Il y a l'avis des grands chefs, comme les signataires de la lettre ouverte du Collège Culinaire de France, qui souhaitent rouvrir rapidement les restaurants à travers le pays. Un avis tantôt soutenu par la profession qui veut sauver les meubles en accueillant de nouveau les clients, mais aussi décrié par les plus "petits" qui représentent la majorité des entrepreneurs.
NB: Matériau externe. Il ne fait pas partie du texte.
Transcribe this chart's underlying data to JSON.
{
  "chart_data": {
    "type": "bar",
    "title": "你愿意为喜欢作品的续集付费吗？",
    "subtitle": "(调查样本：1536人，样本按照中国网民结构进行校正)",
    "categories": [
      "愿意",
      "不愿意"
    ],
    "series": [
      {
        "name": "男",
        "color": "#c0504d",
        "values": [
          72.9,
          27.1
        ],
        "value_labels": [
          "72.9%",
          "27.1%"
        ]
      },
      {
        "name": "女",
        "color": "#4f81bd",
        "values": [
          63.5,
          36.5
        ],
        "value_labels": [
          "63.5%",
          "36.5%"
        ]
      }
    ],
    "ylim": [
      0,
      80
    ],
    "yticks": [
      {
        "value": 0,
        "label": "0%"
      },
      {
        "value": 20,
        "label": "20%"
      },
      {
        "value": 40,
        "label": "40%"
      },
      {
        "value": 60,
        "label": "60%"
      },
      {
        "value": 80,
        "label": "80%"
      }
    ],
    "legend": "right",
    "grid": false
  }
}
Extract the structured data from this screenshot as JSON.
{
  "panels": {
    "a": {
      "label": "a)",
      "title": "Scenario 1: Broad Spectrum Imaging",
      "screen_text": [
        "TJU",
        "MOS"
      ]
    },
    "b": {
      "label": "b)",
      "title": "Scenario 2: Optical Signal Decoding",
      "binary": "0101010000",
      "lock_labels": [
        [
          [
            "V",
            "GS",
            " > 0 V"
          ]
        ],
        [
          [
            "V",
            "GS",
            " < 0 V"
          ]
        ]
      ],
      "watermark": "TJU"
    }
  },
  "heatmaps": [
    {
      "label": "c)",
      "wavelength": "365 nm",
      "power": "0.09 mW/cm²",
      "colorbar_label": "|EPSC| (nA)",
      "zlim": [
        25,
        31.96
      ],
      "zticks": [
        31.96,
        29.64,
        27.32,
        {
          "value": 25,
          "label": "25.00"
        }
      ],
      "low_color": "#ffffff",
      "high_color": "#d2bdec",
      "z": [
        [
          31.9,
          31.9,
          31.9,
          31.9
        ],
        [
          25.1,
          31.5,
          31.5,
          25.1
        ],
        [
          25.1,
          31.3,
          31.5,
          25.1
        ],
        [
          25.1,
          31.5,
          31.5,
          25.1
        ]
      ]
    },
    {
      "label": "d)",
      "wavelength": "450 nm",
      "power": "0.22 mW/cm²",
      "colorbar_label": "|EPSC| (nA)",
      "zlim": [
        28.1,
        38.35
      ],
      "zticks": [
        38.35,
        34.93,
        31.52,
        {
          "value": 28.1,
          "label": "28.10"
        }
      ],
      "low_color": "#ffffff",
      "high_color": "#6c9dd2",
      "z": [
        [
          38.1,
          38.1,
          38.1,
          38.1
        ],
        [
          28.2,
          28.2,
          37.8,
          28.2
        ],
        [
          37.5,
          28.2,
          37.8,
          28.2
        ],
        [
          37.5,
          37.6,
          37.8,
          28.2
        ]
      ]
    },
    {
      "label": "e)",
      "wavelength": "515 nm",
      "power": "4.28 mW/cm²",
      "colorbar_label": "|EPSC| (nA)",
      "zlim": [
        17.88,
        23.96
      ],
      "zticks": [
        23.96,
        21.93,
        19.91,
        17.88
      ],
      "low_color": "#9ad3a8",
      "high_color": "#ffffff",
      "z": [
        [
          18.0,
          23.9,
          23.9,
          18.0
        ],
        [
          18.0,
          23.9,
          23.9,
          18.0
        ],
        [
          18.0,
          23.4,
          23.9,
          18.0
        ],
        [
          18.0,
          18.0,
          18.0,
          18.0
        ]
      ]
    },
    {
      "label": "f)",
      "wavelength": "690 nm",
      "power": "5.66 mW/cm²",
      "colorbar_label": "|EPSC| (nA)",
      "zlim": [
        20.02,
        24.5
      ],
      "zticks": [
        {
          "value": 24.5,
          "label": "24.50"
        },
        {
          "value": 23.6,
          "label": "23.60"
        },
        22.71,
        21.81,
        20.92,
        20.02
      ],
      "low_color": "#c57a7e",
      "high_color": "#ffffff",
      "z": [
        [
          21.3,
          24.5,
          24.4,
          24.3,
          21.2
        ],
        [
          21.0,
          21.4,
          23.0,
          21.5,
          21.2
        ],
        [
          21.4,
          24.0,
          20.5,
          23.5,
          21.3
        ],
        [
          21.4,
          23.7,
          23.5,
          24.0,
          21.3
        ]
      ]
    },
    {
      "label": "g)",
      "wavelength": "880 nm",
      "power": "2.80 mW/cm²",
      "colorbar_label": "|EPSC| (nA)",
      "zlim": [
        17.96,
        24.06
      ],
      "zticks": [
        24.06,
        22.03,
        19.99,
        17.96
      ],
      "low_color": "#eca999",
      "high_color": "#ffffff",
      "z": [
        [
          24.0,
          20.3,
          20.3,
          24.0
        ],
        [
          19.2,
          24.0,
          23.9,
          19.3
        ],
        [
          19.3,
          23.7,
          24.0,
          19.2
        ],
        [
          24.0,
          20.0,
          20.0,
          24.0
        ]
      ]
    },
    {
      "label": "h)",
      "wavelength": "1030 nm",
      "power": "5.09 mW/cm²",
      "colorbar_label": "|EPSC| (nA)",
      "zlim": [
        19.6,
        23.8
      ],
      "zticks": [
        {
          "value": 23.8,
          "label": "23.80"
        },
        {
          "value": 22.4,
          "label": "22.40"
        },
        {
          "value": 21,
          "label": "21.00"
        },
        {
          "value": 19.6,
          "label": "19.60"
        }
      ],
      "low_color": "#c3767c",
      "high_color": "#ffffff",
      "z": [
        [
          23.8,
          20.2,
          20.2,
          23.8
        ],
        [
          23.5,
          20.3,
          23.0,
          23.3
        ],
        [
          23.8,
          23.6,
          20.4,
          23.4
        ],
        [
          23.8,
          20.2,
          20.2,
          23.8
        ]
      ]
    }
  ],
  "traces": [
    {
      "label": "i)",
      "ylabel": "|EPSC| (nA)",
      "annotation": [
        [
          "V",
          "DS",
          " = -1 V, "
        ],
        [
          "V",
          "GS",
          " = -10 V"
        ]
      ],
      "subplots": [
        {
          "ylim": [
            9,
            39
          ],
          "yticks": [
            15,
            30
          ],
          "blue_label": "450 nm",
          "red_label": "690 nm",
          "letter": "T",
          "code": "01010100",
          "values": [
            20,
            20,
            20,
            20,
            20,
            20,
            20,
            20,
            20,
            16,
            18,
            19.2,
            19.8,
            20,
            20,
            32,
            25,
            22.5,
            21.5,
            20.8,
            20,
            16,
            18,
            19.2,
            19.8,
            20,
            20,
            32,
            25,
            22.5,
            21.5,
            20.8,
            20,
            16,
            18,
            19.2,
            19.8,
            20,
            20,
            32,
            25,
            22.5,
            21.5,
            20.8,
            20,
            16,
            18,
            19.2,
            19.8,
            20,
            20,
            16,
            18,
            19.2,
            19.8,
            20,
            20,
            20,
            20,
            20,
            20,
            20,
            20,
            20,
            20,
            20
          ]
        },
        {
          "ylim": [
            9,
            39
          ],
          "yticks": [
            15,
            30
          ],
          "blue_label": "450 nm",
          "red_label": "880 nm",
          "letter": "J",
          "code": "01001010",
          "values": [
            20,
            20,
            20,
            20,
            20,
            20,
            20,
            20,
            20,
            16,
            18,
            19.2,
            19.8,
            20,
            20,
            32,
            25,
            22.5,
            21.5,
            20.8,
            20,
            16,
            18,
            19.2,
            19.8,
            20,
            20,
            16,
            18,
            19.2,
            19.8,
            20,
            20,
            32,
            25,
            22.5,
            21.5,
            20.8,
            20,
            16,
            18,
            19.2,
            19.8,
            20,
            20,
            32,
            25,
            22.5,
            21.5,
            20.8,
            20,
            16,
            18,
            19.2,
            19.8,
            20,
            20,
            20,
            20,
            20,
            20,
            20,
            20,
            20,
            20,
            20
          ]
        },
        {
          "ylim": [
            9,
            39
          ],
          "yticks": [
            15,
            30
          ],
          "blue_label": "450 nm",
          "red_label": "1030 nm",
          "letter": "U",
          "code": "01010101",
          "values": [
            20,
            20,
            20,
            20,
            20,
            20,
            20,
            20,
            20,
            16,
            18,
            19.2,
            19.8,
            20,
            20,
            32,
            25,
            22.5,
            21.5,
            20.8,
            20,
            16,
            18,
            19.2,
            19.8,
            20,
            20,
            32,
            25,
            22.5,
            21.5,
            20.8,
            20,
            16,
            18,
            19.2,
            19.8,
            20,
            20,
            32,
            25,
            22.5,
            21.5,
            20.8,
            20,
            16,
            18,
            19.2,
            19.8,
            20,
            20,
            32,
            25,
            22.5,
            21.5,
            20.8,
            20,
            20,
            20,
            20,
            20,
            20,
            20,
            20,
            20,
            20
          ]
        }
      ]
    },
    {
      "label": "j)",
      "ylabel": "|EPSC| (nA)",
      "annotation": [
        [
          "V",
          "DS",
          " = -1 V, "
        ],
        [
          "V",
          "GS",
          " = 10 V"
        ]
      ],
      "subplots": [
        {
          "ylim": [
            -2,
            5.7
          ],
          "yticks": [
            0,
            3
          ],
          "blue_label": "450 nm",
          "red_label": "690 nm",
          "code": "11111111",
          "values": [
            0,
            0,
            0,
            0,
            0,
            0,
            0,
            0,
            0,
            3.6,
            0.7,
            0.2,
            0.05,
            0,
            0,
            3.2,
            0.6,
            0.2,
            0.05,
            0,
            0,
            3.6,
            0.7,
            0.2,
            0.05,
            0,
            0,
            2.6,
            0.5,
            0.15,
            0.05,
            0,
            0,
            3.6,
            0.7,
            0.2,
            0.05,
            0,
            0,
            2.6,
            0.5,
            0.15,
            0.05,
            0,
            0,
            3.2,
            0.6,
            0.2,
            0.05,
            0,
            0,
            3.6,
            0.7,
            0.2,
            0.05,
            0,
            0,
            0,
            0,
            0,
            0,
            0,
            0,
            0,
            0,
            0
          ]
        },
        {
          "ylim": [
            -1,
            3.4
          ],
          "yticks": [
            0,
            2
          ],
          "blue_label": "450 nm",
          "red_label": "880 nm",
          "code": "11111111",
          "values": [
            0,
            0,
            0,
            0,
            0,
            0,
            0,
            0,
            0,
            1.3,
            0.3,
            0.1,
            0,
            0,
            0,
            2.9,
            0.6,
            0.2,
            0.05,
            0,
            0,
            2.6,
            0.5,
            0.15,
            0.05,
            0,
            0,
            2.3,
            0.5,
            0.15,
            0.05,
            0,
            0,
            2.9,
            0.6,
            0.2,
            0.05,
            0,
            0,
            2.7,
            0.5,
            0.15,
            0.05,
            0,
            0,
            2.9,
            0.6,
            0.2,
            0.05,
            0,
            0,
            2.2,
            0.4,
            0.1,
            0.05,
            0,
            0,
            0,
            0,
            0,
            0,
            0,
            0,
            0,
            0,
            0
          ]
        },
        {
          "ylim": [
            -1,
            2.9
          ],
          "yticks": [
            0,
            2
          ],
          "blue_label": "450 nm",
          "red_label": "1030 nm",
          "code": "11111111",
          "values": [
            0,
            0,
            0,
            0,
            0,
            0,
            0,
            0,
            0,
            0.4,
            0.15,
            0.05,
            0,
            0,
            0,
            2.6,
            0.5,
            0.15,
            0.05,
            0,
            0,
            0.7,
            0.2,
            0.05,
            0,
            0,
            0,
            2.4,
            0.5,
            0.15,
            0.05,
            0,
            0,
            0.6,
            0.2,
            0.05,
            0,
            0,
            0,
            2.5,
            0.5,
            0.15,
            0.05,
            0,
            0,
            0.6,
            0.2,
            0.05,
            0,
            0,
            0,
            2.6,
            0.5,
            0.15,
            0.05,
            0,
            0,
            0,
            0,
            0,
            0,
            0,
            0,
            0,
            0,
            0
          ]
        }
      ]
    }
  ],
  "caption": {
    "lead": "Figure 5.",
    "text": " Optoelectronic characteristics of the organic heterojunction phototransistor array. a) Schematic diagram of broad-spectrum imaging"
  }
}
Stéphane Jégo, chef de L'Ami Jean à Paris, en fait partie. Depuis le début de la crise, il a appelé les assureurs à prendre leurs responsabilités, les entrepreneurs à agir à l'unisson et vivement critiqué les actions des grands chefs étoilés qui ne représentent qu'une minorité des restaurateurs et qui occupent pourtant la scène médiatique. "Rouvrir au plus vite, comme le demandent les 17*, est une faute grave, un coup fatal pour la grande majorité d’entre nous. Leur préoccupation n’est pas celle du collectif. Cette lettre est une preuve d’un manque de responsabilité sanitaire, économique et sociale. Vouloir faire revenir dans un endroit exigu des clients – qui ne viendront pas – avec un personnel qu’il faudra payer… Mais sans revenu. Nous avons tous envie de voir revivre nos restaurants, mais à quel prix ?", se demande Stéphane Jégo.
Rouvrir oui, mais à quel prix ?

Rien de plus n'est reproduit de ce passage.